Giriş: Nöroblastomlu olguların tedavi sürecinde radyoterapi, kemoterapi veya virüslere bağlı hemorajik sistit tablosu gelişebilmektedir. Bunlar arasında vinorelbine bağlı olanlar oldukça nadirdir. Burada yüksek risk grubunda bulunan bir hastamızda vinorelbin tedavisi sonrası gelişen komplike seyirli bir hemorajik sistit olgusunun sunumu amaçlanmıştır.

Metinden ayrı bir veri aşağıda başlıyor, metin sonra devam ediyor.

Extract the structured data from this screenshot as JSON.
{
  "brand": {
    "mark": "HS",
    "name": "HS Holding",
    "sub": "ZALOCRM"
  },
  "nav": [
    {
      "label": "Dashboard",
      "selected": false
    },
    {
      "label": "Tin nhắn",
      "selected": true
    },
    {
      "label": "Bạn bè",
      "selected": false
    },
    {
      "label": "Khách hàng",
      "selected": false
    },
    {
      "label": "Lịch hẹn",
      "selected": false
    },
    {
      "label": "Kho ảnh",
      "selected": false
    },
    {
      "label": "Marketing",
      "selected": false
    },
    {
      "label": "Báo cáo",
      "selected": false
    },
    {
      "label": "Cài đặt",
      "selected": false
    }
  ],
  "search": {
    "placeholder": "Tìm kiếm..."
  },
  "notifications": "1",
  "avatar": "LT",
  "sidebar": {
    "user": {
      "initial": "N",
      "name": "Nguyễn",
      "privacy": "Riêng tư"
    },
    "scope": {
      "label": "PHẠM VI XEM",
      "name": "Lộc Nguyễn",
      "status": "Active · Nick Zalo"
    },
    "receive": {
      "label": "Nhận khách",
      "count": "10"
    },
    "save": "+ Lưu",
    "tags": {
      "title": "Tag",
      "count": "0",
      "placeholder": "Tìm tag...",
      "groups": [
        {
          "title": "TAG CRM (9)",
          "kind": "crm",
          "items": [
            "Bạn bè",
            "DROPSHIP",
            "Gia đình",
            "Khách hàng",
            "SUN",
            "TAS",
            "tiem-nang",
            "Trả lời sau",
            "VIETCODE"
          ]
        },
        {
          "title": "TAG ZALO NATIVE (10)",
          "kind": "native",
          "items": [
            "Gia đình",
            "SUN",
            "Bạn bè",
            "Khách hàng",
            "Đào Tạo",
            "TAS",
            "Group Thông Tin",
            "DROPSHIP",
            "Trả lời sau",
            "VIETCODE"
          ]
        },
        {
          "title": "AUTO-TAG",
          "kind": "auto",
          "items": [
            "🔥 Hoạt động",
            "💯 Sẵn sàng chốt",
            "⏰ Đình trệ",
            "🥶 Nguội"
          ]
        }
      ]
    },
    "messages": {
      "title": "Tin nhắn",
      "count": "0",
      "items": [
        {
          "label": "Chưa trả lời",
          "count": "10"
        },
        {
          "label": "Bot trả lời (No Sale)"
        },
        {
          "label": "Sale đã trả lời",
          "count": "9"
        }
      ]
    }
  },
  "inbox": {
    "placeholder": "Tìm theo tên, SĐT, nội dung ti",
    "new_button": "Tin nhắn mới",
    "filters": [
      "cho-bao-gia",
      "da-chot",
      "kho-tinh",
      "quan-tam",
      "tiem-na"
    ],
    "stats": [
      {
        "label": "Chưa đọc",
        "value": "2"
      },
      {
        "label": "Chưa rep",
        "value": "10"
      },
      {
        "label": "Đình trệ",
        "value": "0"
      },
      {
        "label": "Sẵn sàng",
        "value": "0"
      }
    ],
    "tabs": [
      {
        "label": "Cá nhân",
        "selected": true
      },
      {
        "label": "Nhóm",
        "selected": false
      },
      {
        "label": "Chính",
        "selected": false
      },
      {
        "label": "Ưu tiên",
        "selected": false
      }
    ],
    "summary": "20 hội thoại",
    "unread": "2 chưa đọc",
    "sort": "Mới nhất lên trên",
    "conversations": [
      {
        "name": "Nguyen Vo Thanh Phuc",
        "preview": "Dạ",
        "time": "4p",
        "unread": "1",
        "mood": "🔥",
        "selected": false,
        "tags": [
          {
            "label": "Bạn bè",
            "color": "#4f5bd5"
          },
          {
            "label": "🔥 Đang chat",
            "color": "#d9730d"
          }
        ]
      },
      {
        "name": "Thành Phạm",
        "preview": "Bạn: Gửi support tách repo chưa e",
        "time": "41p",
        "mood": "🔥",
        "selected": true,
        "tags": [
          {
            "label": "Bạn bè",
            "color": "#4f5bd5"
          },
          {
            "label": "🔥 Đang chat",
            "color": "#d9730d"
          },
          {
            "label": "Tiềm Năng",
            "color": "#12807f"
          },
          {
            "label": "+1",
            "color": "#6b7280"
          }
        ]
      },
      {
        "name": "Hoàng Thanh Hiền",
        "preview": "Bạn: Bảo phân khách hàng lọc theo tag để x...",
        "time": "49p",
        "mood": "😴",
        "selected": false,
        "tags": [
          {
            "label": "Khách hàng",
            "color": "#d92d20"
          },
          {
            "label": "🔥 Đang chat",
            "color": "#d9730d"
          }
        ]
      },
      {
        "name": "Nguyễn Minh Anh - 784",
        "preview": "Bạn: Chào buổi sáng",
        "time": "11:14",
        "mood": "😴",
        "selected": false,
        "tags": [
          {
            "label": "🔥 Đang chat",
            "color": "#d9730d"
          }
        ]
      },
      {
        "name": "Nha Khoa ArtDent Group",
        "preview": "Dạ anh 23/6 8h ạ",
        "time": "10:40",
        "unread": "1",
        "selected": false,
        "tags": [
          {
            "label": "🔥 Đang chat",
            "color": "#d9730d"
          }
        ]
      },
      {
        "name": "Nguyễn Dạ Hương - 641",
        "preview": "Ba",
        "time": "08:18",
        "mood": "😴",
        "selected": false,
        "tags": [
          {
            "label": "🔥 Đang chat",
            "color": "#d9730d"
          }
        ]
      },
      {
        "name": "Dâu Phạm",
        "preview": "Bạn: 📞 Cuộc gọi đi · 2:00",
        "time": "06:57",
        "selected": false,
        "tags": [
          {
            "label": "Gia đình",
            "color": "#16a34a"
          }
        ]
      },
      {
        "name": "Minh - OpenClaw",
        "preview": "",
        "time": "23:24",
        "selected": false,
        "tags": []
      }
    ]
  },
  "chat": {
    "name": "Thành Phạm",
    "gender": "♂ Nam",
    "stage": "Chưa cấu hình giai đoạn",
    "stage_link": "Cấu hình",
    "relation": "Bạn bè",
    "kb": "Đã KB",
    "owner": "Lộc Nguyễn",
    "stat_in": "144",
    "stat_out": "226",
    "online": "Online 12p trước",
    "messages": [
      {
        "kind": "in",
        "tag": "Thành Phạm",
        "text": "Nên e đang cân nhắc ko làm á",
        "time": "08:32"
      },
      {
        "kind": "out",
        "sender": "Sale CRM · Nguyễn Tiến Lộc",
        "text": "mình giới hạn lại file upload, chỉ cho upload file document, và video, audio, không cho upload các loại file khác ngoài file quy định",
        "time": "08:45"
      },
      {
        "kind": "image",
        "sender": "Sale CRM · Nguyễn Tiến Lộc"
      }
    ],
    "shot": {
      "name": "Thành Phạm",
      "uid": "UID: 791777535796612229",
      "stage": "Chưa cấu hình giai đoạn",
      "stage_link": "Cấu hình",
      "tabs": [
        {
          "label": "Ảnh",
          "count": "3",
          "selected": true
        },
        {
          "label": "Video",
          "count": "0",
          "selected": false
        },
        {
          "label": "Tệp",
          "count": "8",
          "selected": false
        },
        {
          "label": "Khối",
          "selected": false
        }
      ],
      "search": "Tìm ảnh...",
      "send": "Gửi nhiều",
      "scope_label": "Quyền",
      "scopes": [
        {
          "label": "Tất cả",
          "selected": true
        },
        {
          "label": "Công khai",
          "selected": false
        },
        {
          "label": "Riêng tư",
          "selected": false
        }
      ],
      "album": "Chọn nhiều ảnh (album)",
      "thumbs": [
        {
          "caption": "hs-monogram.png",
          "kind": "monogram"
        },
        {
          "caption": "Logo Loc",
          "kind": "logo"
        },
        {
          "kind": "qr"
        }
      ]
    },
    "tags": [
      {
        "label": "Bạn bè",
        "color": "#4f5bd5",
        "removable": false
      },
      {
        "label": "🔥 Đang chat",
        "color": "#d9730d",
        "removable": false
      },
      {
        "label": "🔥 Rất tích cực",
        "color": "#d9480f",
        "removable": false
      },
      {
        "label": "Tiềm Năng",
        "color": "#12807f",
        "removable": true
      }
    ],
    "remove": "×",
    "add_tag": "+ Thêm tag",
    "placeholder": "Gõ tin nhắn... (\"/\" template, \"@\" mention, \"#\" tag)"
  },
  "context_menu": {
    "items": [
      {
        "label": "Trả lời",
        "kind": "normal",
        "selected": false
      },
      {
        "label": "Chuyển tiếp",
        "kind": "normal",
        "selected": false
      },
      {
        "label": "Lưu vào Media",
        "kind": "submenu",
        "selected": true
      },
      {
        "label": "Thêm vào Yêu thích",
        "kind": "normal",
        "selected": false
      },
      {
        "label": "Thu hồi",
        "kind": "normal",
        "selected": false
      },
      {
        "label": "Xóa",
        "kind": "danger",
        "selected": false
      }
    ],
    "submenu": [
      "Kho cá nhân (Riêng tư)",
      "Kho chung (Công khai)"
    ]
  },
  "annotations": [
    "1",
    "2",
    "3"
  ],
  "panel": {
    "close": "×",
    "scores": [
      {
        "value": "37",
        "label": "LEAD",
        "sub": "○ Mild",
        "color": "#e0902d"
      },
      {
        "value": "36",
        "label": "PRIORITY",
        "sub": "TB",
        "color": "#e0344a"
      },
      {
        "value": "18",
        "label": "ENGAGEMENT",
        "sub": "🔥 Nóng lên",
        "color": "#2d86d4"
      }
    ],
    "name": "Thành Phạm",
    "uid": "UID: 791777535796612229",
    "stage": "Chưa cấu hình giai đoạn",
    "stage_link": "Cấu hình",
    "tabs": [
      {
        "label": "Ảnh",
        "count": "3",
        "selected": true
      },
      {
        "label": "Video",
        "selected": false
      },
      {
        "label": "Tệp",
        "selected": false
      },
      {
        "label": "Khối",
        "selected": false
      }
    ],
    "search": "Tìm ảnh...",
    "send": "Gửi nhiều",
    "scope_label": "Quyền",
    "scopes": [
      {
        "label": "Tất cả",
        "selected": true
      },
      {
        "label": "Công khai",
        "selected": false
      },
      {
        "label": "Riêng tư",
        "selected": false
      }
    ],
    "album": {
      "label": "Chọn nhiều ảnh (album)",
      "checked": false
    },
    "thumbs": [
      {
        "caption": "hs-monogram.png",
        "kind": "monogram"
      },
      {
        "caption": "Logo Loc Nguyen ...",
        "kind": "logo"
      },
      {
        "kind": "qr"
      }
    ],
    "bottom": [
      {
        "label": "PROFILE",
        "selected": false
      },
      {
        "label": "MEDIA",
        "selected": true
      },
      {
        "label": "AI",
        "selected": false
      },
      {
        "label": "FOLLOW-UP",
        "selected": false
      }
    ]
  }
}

Olgu: Yedi yaşında, kız hasta. Ateş, eklem ağrısı, kilo kaybı, iştahsızlık, gece idrar kaçırma şikayetleri ile başvurdu. Ultrasonografide sol surrenal lojda 11x7x6cm boyutunda nöroblastom ile uyumlu olabilecek kitle izlendi. Bilgisayarlı tomografide renal veni ve arteri saran kitle, paraaortik LAP ve kemik yapılarda metastazla uyumlu görünüm mevcuttu. Kemik iliği aspirasyonunda nöroblastom infiltrasyon tespit edildi. Kitleye yapılan perkütan biyopsiyle az diferansiye morfolojide, yüksek koryomitotik indeks gösteren nöroblastom saptandı (MYCN negatif). Yüksek risk grubunda (Evre M) değerlendirilen hastaya otolog KİT planlandı. A9/A11 protokolü ile 6 kür kemoterapi sonrasında ameliyat edildi. Komplet makroskopik rezeksiyon ve bölgesel lenf bezi örneklemesi yapıldı. Cerrahi sınırlarda tümör ve lenf bezi metastazı saptandı. Postoperatif kemoterapi/radyoterapi sonrası kemik iliği aplazisi gelişti, refrakter hastalık nedeniyle KİT yapılamadı. MR’da T3-4’te semptomatik kord basısı yapan metastatik ekstradural kitle tespit edildi ve laminektomi ile eksize edildi. Vinorelbin tedavisi başlandıktan sonra masif hematüri gelişti. Önce üretral sonda ile mesane kontinü olarak irrige edildi. Yanıt alınamayıp masif transfüzyon gereksinimi devam edince hiperbarik oksijen tedavisi ve mesane instilasyonu (sodyum hyalürinat/kondroitin sülfat) uygulandı. Takip eden 1,5 ay içinde sistoskopik olarak 4 defa hematom boşlatıldı ve kanama odakları koterize edildi. Ancak yine yanıt alınamayınca birer ay ara ile sol ve sağ süperselektif anjioembolizasyon ve sonrasında bilateral nefrostomi yapıldı. Geçici iyileşmeler sonrası masif hematüri devam etti ve tanı konulduktan 3,5 yıl sonra multi organ yetmeziliği nedeniyle hasta kaybedildi.

Sonuç: Nöroblastomda vinorelbin tedavisi sonrası dirençli ve mortal seyirli bir hemorajik sistit tablosu gelişebileceği akılda bulundurulmalıdır. Bu olgularda hemorajik sistitin tedavisi için mutilatif cerrahi yöntemlerin (sistektominin) endikasyonu tartışılmalıdır.